# Koiteichbau



## Glückskind (13. Sep. 2009)

Hallo an alle..ich bin neu hier
sooo viele Themen über Teiche...da weis ich garnicht wo ich zuerst lesen soll....Bin hier,weil wir einen Koiteich planen.Blutige Anfäger.Haben bisjetzt nur 1000 Liter Fertigteich. In dem schwimmt seit einer Woche ein neuer kleiner Fisch den ich als __ Goldfisch gekauft habe! Ich denke aber es ist ein Koi...Die Profies wissen bestimmt,was das für einer ist....

das ist mein erstes schreiben hier..ich hoffe es klappt--

LG


----------



## scholzi (13. Sep. 2009)

*AW: Koiteichbau*

 Name und :willkommen im Forum....
hast du schon die Fachbeiträge/Basiswissen entdeckt?....wenn nicht, hier mal der Link dazu...
https://www.hobby-gartenteich.de/xf/forums/72/
Hier steht wirklich viel über dein super Vorhaben und du wirst den Winter brauchen um dich einzulesen!
Nur nichts überstürzen:smoki
Vielleicht kannst du ja noch Bilder vom alten Teich einstellen und den Platz für den Neuen!....Ach und vergiss dein Goldkoi nicht


----------



## Glückskind (19. Sep. 2009)

*AW: Koiteichbau*

Hallo Robert...danke für deinen Rat....Ich werde versuchen Bilder hochzuladen. Auch von meiem kleinen süssen Goldkoi...grins...ist aber nicht soo einfach wie ich finden  :-(

Gruß Gabi


----------



## Glückskind (19. Sep. 2009)

*AW: Koiteichbau*

ich muss noch rausfinden wie ich meine Bilder verkleinere.. ...


----------



## Digicat (19. Sep. 2009)

*AW: Koiteichbau*

Servus Gabi

Herzlich Willkommen

Komme gerade von meiner Koiteich-Baustelle zum PC und entdecke deinen Thread hier 

Ein paar Tipps:
den wichtigsten hat die ja Robert schon gegeben 

Wieviel Budget habt ihr zur Verfügung ... denn einen Koiteich baut man ... leider nur mit viel Geld ...  ... wobei viel Geld relativ ist ... mein Teich wird mir auf ~ € 10.000.- kommen ... all Inklusiv. Mit viel Eigenleistung aber auch das eine oder andere von Profis machen lassen.

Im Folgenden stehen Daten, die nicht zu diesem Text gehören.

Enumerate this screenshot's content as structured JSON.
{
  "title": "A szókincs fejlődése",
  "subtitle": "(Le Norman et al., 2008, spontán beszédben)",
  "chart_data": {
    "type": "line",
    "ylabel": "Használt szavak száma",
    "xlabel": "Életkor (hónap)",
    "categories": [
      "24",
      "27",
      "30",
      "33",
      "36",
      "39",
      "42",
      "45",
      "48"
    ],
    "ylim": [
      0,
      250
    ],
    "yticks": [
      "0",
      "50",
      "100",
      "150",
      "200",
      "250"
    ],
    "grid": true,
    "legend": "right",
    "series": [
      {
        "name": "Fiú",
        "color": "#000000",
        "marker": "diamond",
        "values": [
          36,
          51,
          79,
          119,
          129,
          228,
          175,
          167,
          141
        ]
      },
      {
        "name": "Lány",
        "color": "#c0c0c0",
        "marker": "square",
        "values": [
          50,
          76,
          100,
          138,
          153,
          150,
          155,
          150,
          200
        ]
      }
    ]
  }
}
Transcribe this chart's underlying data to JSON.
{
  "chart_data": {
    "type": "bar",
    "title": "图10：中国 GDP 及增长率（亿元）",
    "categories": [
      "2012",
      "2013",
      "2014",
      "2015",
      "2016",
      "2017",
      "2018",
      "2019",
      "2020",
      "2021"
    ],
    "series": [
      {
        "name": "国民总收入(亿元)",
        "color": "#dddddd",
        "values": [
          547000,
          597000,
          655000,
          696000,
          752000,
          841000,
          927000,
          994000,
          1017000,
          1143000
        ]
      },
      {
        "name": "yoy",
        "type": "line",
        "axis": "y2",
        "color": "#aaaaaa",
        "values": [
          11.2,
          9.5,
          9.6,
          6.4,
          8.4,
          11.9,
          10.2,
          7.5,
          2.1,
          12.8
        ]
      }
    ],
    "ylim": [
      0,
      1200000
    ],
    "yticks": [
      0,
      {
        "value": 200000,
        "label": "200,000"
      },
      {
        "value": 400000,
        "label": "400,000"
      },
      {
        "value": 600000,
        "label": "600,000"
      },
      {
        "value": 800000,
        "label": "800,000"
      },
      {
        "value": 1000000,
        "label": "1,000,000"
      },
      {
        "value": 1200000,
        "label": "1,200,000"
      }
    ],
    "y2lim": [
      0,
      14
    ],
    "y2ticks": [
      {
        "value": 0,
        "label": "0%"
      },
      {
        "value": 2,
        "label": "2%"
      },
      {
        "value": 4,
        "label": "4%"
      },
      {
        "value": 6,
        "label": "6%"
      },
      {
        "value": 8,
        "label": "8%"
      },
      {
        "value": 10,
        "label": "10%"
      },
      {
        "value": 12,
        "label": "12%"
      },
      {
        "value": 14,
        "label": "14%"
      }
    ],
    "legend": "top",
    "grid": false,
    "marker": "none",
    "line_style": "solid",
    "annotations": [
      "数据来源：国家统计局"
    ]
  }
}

Und .. Vlies und Folie sind noch das billigste ... die Technik ... kostet halt seinen Preis.
Da sind wir schon bei der Technik ... einen Vlies- oder Trommelfilter sind "fast" ein muß ... obwohl bei geringen Volumen auch ein Spaltfilter, wie z.B. der US III auch reicht ... aber auch der schlägt sich mit ~ € 800.- zu Buche ... .
Auch braucht ihr Kammern wo das Biofiltermaterial (vorzugsweise __ Hel-X) seine Arbeit verrichten kann ... 1000 Liter IBC`s würden sich anbieten ... aber es gibt auch fertige Kammerfilter.

Ich mauere meine Filterkammern, nennt sich dann Filterkeller ... upps ... da habe ich ja noch garnet erwähnt das das alles in Schwerkraft laufen sollte ...

Pumpe(n) braucht Ihr auch noch ... am besten zwei ... eine Strömungspumpe und eine Pumpe die den Biofilter bedient ...

Also von der Größe des Teiches her würde ich Euch zu ~ 30.000 Liter raten ... hier bekommt man viel Fisch mit relativ "günstiger" Technik unter einen Hut.
Bei mir erhöht sich der Aufwand, habe ich doch einen Teich mit 70.000 Liter geplant ... soll heißen ... stärkere Pumpen ... größerer Trommelfilter ... mehr Biofiltermaterial ... größerer Filterkeller ... und ... und ...

Ob Ihr jetzt einen 10.000 Liter Teich baut oder einen mit 30.000 Liter ist von der Technik her, nur mit kleinen Modifikationen, egal ... da ist nimmer viel mehr Budget einzuplanen ... naja ... ein bisserl mehr vielleicht ...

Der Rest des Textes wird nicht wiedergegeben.